Flexible sigmoidoscopy enables the physician to look at the lower portion (left side) of the colon (rectum, sigmoid, and descending colon). This procedure evaluates bleeding, diarrhea, abnormalities on x-ray studies, inflammatory bowel disease activity, as well as other indications. This examination is intended to view only the lower third of the colon.
A flexible sigmoidoscopy takes 5-10 minutes, in which your physician inserts a flexible, video endoscope (a tube with a camera and light on the end of the scope) into your rectum and advances the instrument with direct visualization into your colon. The scope transmits an image of the inside of the colon onto a video monitor allowing the physician to carefully examine the lining of the last portion of the colon. The physician will use air and water to open up the colon to allow better visualization.
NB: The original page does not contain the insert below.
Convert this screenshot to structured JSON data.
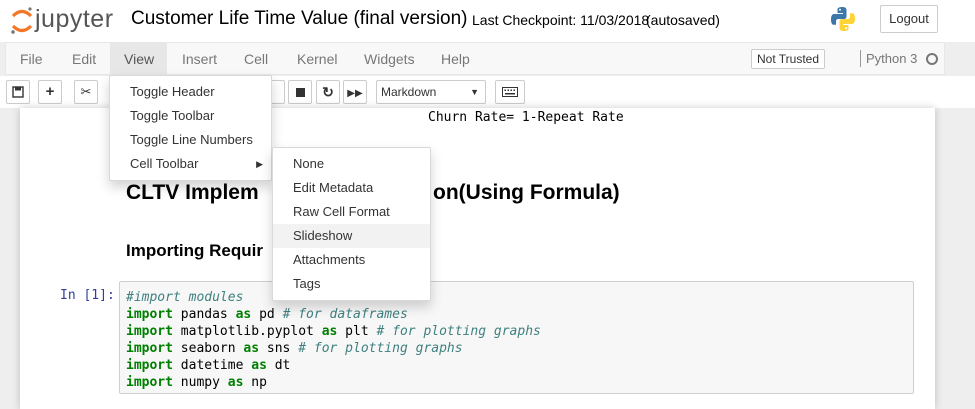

Biopsies can be taken by passing forceps through the scope and are not sensed as there are no nerve endings for pain on the inside lining of the colon. You may feel pressure or cramping in your lower abdomen as air is added to the colon and the scope is advanced. Most patients report the discomfort as minor.
Bleeding is possible if biopsies are taken and rarely of significance. The risk of perforation is 1 in 5000 to 10,000 cases. If sedation is used, there is a low, but potential risk of a reaction to the sedation.